The Deep Blue Sea plays as part of the Anatole Litvak retrospective at Il Cinema Ritrovato, on June 28, 2024. The note below from the the festival catalogue. – EK


THE DEEP BLUE SEA

This rarest of all Anatole Litvak films is about Hester, a middle-aged woman whose suicide attempt at the beginning of the story sparks off two flashbacks, one from the point of view of the upper-class husband she has abandoned and the other from the view of the younger, capricious ex-RAF pilot for whom she has left her husband. Back to the present, the film revolves around her desperate attempt to win back her lover, only to realise she is yearning for something she can’t have.

After a deal was struck between producer Alexander Korda and Fox, The Deep Blue Sea was adapted from a famous play of the same name by Terence Rattigan who also wrote the script under Litvak’s supervision. More static than usual for a Litvak film, he overcomes the limitation of his first attempt at CinemaScope (a first for British cinema too) by being creative with the chamber drama, splitting the screen into equal parts using doors and other verticals, for example. He conveys a stifling world of failed dreams (a doctor who has turned bookie, a jobless and meddlesome actress) with an emotional impact somehow stronger than Terence Davies’s 2011 version.

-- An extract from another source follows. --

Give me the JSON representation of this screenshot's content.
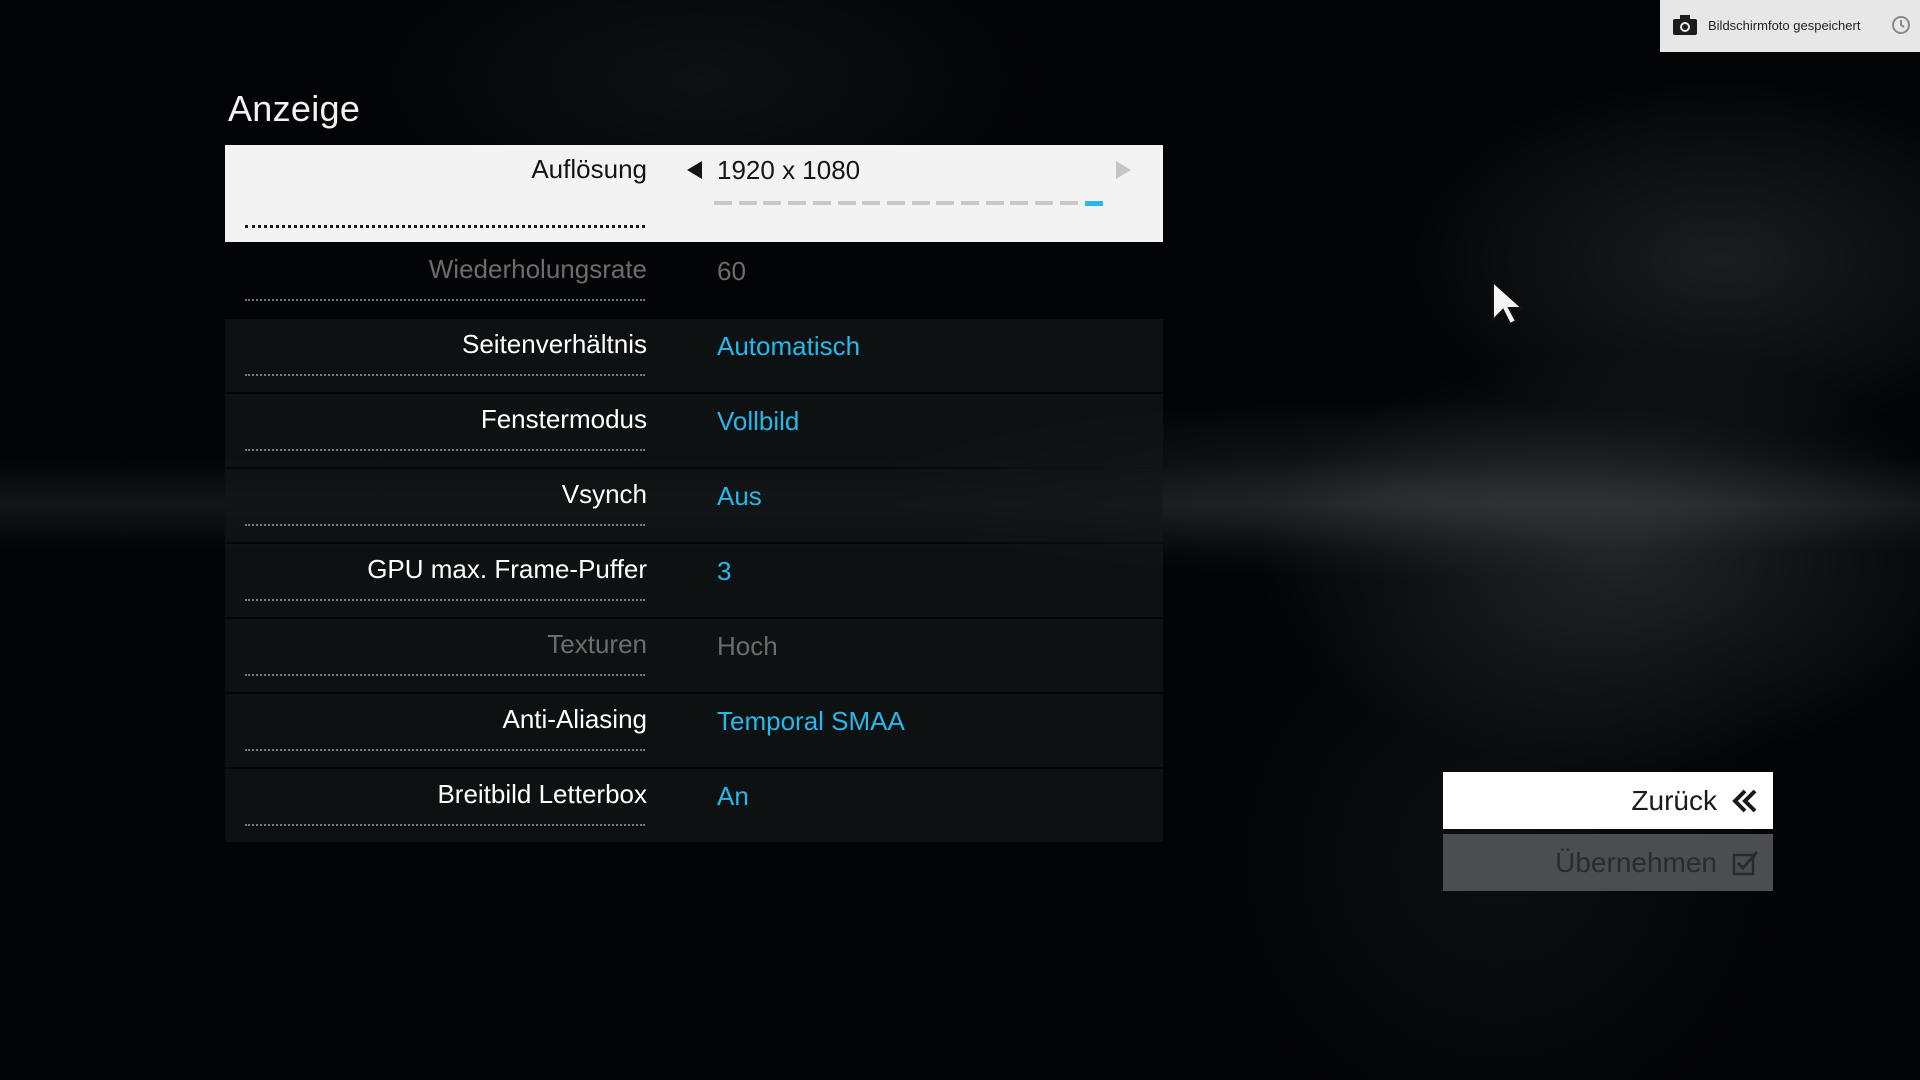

When Marlene Dietrich turned down the role of Hester, Vivien Leigh, who hadn’t appeared in a film since 1951 but had a long friendship with Litvak dating back to the late 1930s, was selected. Everyone said Leigh was too beautiful for the role of a woman who was intended to be unattractive, but she turned out to be convincing as her own increasingly problematic mental illness resonated through the character she portrayed. Kenneth More, as the lover and the only actor from the original London production of the play, proved more popular and won the best actor award at the Venice Film Festival.

Litvak shows unconstrained impulses without making them look pathetic. There's no malice of intent in the way characters hurt each other but things always fall in the wrong places. When hope wanes, the dust of memories obscures it beyond recognition. There’s a profound sadness to the sense of love ebbing away, scene after scene. Litvak’s treatment is artful.